Cutter impact resistance was determined using a drop-impact tester. For these tests, a cutter was rigidly mounted in a holder, and then struck at a prescribed impact energy by a hardened steel plate that was attached to the lower surface of a falling dead weight. This process was repeated up to 10 times for a given cutter at a fixed impact energy, and the final percentage of the diamond-table surface that had spalled was measured and recorded. If the spall percentage exceeded 30 percent of the cutter facial area after any drop, the cutter was deemed to have failed and no additional impacts were performed on that cutter.

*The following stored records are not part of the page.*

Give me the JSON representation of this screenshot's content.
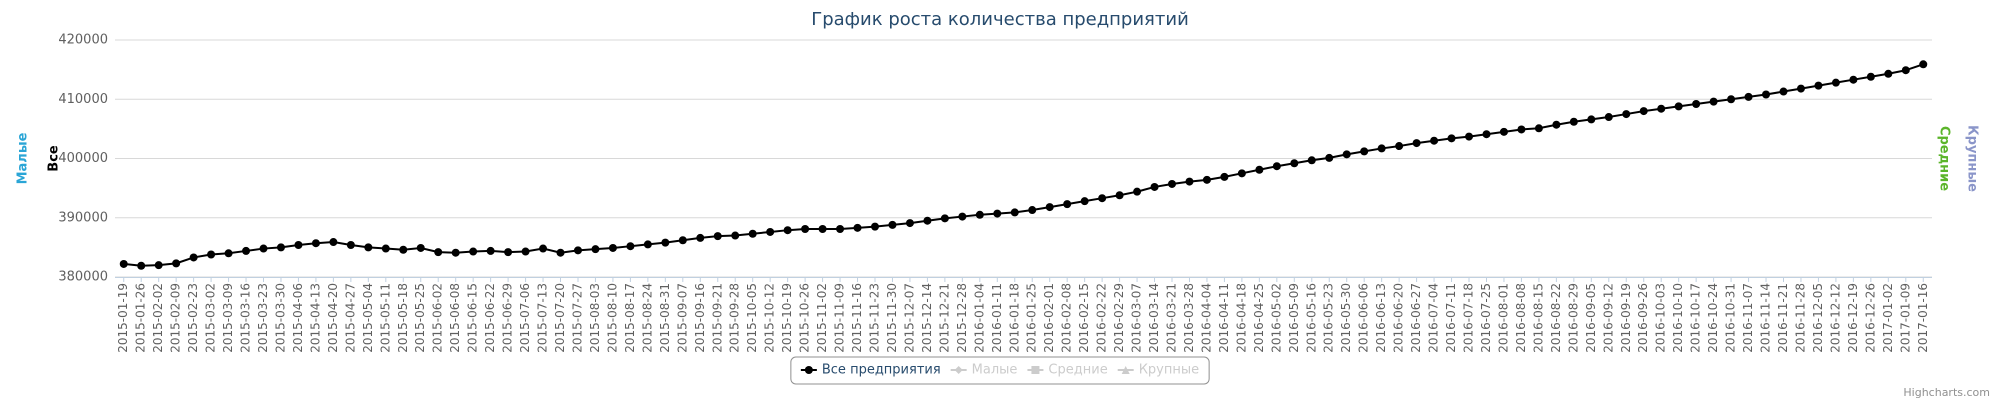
{
  "chart_data": {
    "type": "line",
    "title": "График роста количества предприятий",
    "axis_titles_left": [
      {
        "text": "Малые",
        "color": "#2aa5d6"
      },
      {
        "text": "Все",
        "color": "#000000"
      }
    ],
    "axis_titles_right": [
      {
        "text": "Средние",
        "color": "#5bb52a"
      },
      {
        "text": "Крупные",
        "color": "#8a95c9"
      }
    ],
    "credits": "Highcharts.com",
    "grid": true,
    "ylim": [
      380000,
      420000
    ],
    "yticks": [
      380000,
      390000,
      400000,
      410000,
      420000
    ],
    "categories": [
      "2015-01-19",
      "2015-01-26",
      "2015-02-02",
      "2015-02-09",
      "2015-02-23",
      "2015-03-02",
      "2015-03-09",
      "2015-03-16",
      "2015-03-23",
      "2015-03-30",
      "2015-04-06",
      "2015-04-13",
      "2015-04-20",
      "2015-04-27",
      "2015-05-04",
      "2015-05-11",
      "2015-05-18",
      "2015-05-25",
      "2015-06-02",
      "2015-06-08",
      "2015-06-15",
      "2015-06-22",
      "2015-06-29",
      "2015-07-06",
      "2015-07-13",
      "2015-07-20",
      "2015-07-27",
      "2015-08-03",
      "2015-08-10",
      "2015-08-17",
      "2015-08-24",
      "2015-08-31",
      "2015-09-07",
      "2015-09-16",
      "2015-09-21",
      "2015-09-28",
      "2015-10-05",
      "2015-10-12",
      "2015-10-19",
      "2015-10-26",
      "2015-11-02",
      "2015-11-09",
      "2015-11-16",
      "2015-11-23",
      "2015-11-30",
      "2015-12-07",
      "2015-12-14",
      "2015-12-21",
      "2015-12-28",
      "2016-01-04",
      "2016-01-11",
      "2016-01-18",
      "2016-01-25",
      "2016-02-01",
      "2016-02-08",
      "2016-02-15",
      "2016-02-22",
      "2016-02-29",
      "2016-03-07",
      "2016-03-14",
      "2016-03-21",
      "2016-03-28",
      "2016-04-04",
      "2016-04-11",
      "2016-04-18",
      "2016-04-25",
      "2016-05-02",
      "2016-05-09",
      "2016-05-16",
      "2016-05-23",
      "2016-05-30",
      "2016-06-06",
      "2016-06-13",
      "2016-06-20",
      "2016-06-27",
      "2016-07-04",
      "2016-07-11",
      "2016-07-18",
      "2016-07-25",
      "2016-08-01",
      "2016-08-08",
      "2016-08-15",
      "2016-08-22",
      "2016-08-29",
      "2016-09-05",
      "2016-09-12",
      "2016-09-19",
      "2016-09-26",
      "2016-10-03",
      "2016-10-10",
      "2016-10-17",
      "2016-10-24",
      "2016-10-31",
      "2016-11-07",
      "2016-11-14",
      "2016-11-21",
      "2016-11-28",
      "2016-12-05",
      "2016-12-12",
      "2016-12-19",
      "2016-12-26",
      "2017-01-02",
      "2017-01-09",
      "2017-01-16"
    ],
    "series": [
      {
        "name": "Все предприятия",
        "color": "#000000",
        "marker": "circle",
        "visible": true,
        "values": [
          382200,
          381900,
          382000,
          382300,
          383300,
          383800,
          384000,
          384400,
          384800,
          385000,
          385400,
          385700,
          385900,
          385400,
          385000,
          384800,
          384600,
          384900,
          384200,
          384100,
          384300,
          384400,
          384200,
          384300,
          384800,
          384100,
          384500,
          384700,
          384900,
          385200,
          385500,
          385800,
          386200,
          386600,
          386900,
          387000,
          387300,
          387600,
          387900,
          388100,
          388100,
          388100,
          388300,
          388500,
          388800,
          389100,
          389500,
          389900,
          390200,
          390500,
          390700,
          390900,
          391300,
          391800,
          392300,
          392800,
          393300,
          393800,
          394400,
          395200,
          395700,
          396100,
          396400,
          396900,
          397500,
          398100,
          398700,
          399200,
          399700,
          400100,
          400700,
          401200,
          401700,
          402100,
          402600,
          403000,
          403400,
          403700,
          404100,
          404500,
          404900,
          405100,
          405700,
          406200,
          406600,
          407000,
          407500,
          408000,
          408400,
          408800,
          409200,
          409600,
          410000,
          410400,
          410800,
          411300,
          411800,
          412300,
          412800,
          413300,
          413800,
          414300,
          414900,
          415900
        ]
      },
      {
        "name": "Малые",
        "color": "#cccccc",
        "marker": "diamond",
        "visible": false
      },
      {
        "name": "Средние",
        "color": "#cccccc",
        "marker": "square",
        "visible": false
      },
      {
        "name": "Крупные",
        "color": "#cccccc",
        "marker": "triangle",
        "visible": false
      }
    ]
  }
}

ConclusionsThe results of this investigation demonstrate that variations in design and processing parameters dramatically affect the drilling, abrasion and impact performance of PDC cutters under conditions consistent with the penetration of hard (e.g., geothermal) rock formations. Instances of both performance enhancement and degradation have been observed as a consequence of adjustments in parameter specifications. Linear cutting-force data confirm and quantify large increases in drag and penetration force components as a consequence of drilling-induced wearflat growth. Wearflat measurements from the rotary drilling tests indicate a ratio exceeding 10 for the best vs. worst wear rate. This result is consistent with measurements from the granite-log tests that show a factor of almost 13 between best and worst abrasion resistance.
The drop-impact data evidence a wide range of design-dependent failure rates, with excellent impact resistance being demonstrated by several cutter formulations - including one that was expected to exhibit high wear resistance at the expense of limited fracture toughness. The data collected provide a useful basis for the future development of improved PDC cutters. To facilitate this development, Sandia and US Synthetic are planning additional work that will (1) expand upon single-parameter performance trends identified during the present studies, and (2) identify and validate optimal parameter combinations for hard-rock cutters.
This article is excerpted from the report, “Effects of Design and Processing Parameters on Performance of PDC Drag Cutters for Hard-rock Drilling,” prepared by Jack Wise and David Raymond of Sandia National Laboratories, and Craig Cooley and Ken Bertagnolli of US Synthetic Corp.